Al volver nos encontramos con unos amigos que invité y finalmente llegaron. Fue genial verlos felices como niños porque les encantó el lugar, también fue muy divertido saber que de sólo ir, a la entrada del lugar y de vuelta, en bici, ya estaban sudando y cansados 🤣. Solo son como 2 kms ida y vuelta.

Domingo

El domingo fue el día de correr. Nos levantamos un poco tarde, 8:30 am, y comenzamos a desayunar para poder ir a rodar un rato. Lamentablemente no pudimos hacer la ruta planeada por la hora en la que finalmente decidimos movernos y porque debían volver.

Sin embargo pudimos recorrer un par de veces la ruta 1 para que una principiante pudiera disfrutar las mieles de de que las piernas ya no te den para más. También hicimos la ruta 2 en tiempo récord, para nosotros, de 11:30 minutos.

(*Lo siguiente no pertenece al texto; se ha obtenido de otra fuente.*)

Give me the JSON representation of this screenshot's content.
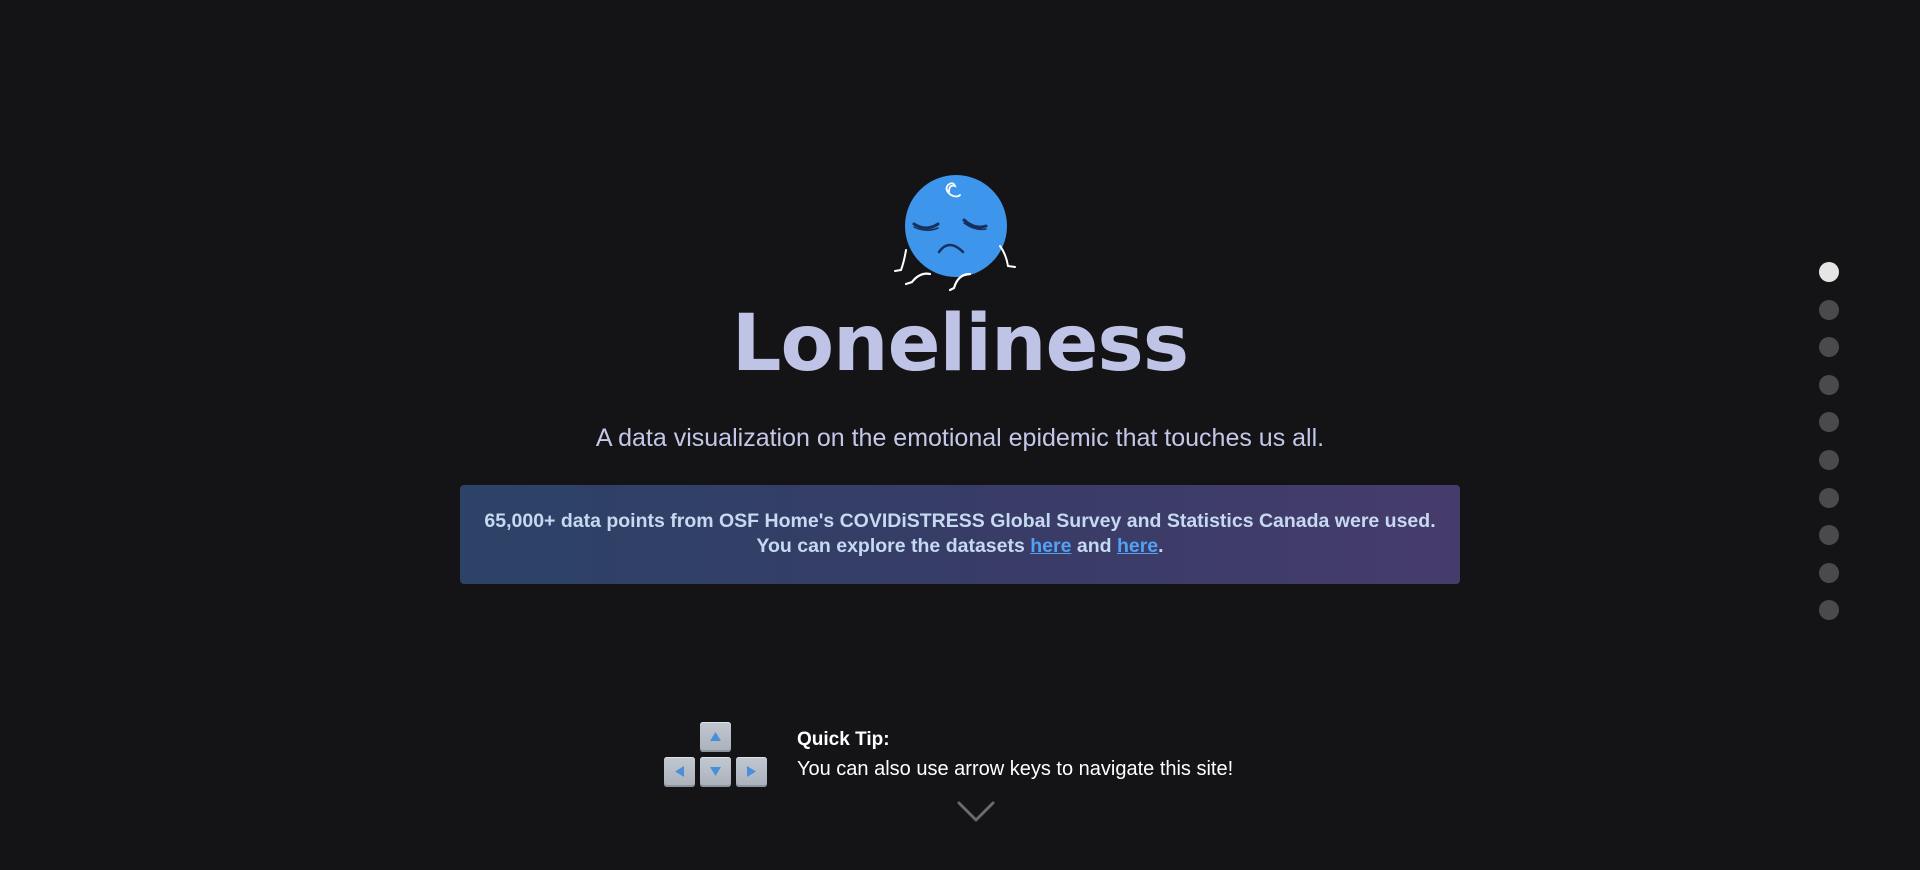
{
  "hero": {
    "title": "Loneliness",
    "subtitle": "A data visualization on the emotional epidemic that touches us all.",
    "mascot_icon": "sad-blue-ball-icon"
  },
  "info_box": {
    "text_before": "65,000+ data points from OSF Home's COVIDiSTRESS Global Survey and Statistics Canada were used. You can explore the datasets ",
    "link1": "here",
    "text_middle": " and ",
    "link2": "here",
    "text_end": "."
  },
  "tip": {
    "label": "Quick Tip:",
    "text": "You can also use arrow keys to navigate this site!",
    "keys_icon": "arrow-keys-icon"
  },
  "scroll_icon": "chevron-down-icon",
  "nav": {
    "section_count": 10,
    "active_index": 0
  },
  "colors": {
    "background": "#141416",
    "title": "#bfc4e6",
    "mascot": "#3d95ec",
    "link": "#52a1f3",
    "dot_active": "#e5e5e5",
    "dot_inactive": "#4a4a4c"
  }
}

Al final nos volvimos a quedar solos y después del susto del accidente volvimos al campamento para cenar y descansar. Después de 2 días de ejercicio ya las piernas no nos daban para más, porque tampoco somos los grandes atletas.

Lunes

Nos levantamos 9:30 am aproximadamente. Decidimos que lo mejor era desyunar, empacar y emprender el camino de vuelta. El tráfico de la Ciudad de México no es cosa fácil y lo mejor fue evitarlo lo más que se pudiera para descansar y el Martes estar frescos para retomar la vida de adulto nuevamente.

Basecamp en Las Vigas, Rancho Santa Elena

Al final fue un buen campamento. Nos divertimos, descansamos y pudimos por sobre todas las cosas recordar que Dios está al control de todo, y que la naturaleza que nos ha regalado es el mejor lugar para poder tener una vida en paz y armonía con Él.